ECLI:NL:RVS:2021:2455
Raad van State
- Voorlopige voorziening
- Rechtspraak.nl
Afwijzing verzoek om voorlopige voorziening in bestuursrechtelijke zaak tegen de Belastingdienst/Toeslagen
In deze zaak heeft de voorzieningenrechter van de Afdeling bestuursrechtspraak van de Raad van State op 10 november 2021 uitspraak gedaan over een verzoek om voorlopige voorziening van [verzoeker] tegen de Belastingdienst/Toeslagen. Het verzoek volgde op een eerdere uitspraak van de rechtbank Overijssel van 6 mei 2021, waarin het beroep van [verzoeker] tegen een besluit van de Belastingdienst/Toeslagen ongegrond werd verklaard. Dit besluit, genomen op 19 april 2019, betrof de afwijzing van een verzoek om schadevergoeding door de Belastingdienst/Toeslagen. Het bezwaar dat [verzoeker] tegen dit besluit indiende, werd op 20 november 2019 eveneens ongegrond verklaard.

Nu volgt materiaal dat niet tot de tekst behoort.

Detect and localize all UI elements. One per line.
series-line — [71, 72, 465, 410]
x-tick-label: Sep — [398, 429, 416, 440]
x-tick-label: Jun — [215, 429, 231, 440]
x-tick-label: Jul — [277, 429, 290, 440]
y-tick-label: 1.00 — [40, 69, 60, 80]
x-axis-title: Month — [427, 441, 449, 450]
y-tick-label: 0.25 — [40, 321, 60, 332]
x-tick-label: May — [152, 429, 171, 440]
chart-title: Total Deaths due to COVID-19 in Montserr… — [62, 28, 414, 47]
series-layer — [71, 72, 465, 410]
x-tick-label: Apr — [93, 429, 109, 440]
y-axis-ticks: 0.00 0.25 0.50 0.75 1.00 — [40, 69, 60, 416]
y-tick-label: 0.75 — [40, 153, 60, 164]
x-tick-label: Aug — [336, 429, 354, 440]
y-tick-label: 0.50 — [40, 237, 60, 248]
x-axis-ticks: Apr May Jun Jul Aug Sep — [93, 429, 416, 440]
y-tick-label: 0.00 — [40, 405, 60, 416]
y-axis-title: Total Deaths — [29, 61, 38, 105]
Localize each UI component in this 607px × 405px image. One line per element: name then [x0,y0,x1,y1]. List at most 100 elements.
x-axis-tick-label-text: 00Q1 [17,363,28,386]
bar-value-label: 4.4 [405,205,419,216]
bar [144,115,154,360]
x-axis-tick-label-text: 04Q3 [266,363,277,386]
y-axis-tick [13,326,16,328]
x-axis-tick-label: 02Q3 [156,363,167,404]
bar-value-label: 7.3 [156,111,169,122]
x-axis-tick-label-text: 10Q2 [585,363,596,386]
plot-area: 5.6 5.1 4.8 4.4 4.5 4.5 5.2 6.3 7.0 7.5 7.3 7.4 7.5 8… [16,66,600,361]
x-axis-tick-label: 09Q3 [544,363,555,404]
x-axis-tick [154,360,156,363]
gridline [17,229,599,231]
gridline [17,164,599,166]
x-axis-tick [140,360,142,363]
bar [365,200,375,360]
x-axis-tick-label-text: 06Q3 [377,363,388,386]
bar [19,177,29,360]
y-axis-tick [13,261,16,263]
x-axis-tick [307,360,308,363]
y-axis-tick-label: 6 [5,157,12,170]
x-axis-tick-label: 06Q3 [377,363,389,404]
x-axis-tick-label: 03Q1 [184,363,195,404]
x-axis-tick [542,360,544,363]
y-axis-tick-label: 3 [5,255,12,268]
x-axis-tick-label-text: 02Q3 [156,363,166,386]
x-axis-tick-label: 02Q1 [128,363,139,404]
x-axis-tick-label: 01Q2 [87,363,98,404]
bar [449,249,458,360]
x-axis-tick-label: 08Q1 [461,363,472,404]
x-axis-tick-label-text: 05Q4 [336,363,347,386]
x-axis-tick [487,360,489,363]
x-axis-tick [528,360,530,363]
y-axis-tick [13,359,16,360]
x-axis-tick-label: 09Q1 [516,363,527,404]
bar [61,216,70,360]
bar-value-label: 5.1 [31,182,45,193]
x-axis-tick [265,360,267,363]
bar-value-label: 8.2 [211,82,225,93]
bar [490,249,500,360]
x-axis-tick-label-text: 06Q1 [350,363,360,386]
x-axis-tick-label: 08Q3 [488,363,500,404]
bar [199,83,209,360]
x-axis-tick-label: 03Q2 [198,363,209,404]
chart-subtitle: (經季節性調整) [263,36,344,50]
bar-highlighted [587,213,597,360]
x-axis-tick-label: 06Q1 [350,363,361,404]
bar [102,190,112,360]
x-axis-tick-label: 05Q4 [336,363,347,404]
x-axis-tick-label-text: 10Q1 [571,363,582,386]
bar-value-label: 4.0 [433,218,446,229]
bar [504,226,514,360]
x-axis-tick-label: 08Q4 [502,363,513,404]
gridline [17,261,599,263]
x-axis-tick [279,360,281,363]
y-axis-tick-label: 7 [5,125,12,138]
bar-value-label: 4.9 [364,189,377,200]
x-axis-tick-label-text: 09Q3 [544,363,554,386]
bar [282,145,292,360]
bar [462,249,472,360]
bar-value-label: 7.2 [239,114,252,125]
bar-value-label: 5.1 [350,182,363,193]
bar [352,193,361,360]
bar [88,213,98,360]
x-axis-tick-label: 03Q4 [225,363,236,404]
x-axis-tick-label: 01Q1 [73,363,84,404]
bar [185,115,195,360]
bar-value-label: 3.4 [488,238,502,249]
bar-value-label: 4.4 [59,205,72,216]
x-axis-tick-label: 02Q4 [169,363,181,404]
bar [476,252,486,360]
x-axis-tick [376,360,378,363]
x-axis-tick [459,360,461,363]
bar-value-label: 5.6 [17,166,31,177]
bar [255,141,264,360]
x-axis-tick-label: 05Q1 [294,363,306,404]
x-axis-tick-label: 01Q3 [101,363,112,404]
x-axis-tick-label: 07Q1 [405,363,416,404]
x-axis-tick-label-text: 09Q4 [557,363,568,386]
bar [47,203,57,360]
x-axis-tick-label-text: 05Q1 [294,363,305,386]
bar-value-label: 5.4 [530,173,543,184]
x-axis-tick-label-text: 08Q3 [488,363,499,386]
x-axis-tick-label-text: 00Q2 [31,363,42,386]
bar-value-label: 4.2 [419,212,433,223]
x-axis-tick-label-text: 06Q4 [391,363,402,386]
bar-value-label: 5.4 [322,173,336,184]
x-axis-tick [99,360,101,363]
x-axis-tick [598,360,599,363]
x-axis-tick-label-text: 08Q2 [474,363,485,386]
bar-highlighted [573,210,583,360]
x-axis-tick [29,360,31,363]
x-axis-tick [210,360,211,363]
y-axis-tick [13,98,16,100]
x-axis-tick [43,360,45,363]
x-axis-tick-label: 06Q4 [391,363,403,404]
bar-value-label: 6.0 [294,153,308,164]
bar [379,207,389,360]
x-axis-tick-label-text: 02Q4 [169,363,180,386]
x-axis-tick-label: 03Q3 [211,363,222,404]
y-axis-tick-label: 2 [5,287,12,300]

De voorzieningenrechter heeft het verzoek om voorlopige voorziening behandeld tijdens een zitting op 29 oktober 2021, waar de Belastingdienst/Toeslagen werd vertegenwoordigd door mr. T. Kuijpers en D.J.M. Loffeld. In de overwegingen van de uitspraak werd opgemerkt dat de Afdeling op dezelfde dag in een andere zaak (nr. 202103035/1/A2) al had beslist op het hoger beroep van [verzoeker]. Hierdoor was er geen sprake meer van een geding, wat leidde tot de conclusie dat het verzoek om voorlopige voorziening kennelijk ongegrond was. De voorzieningenrechter heeft daarom het verzoek afgewezen en bepaald dat de Belastingdienst/Toeslagen geen proceskosten hoeft te vergoeden.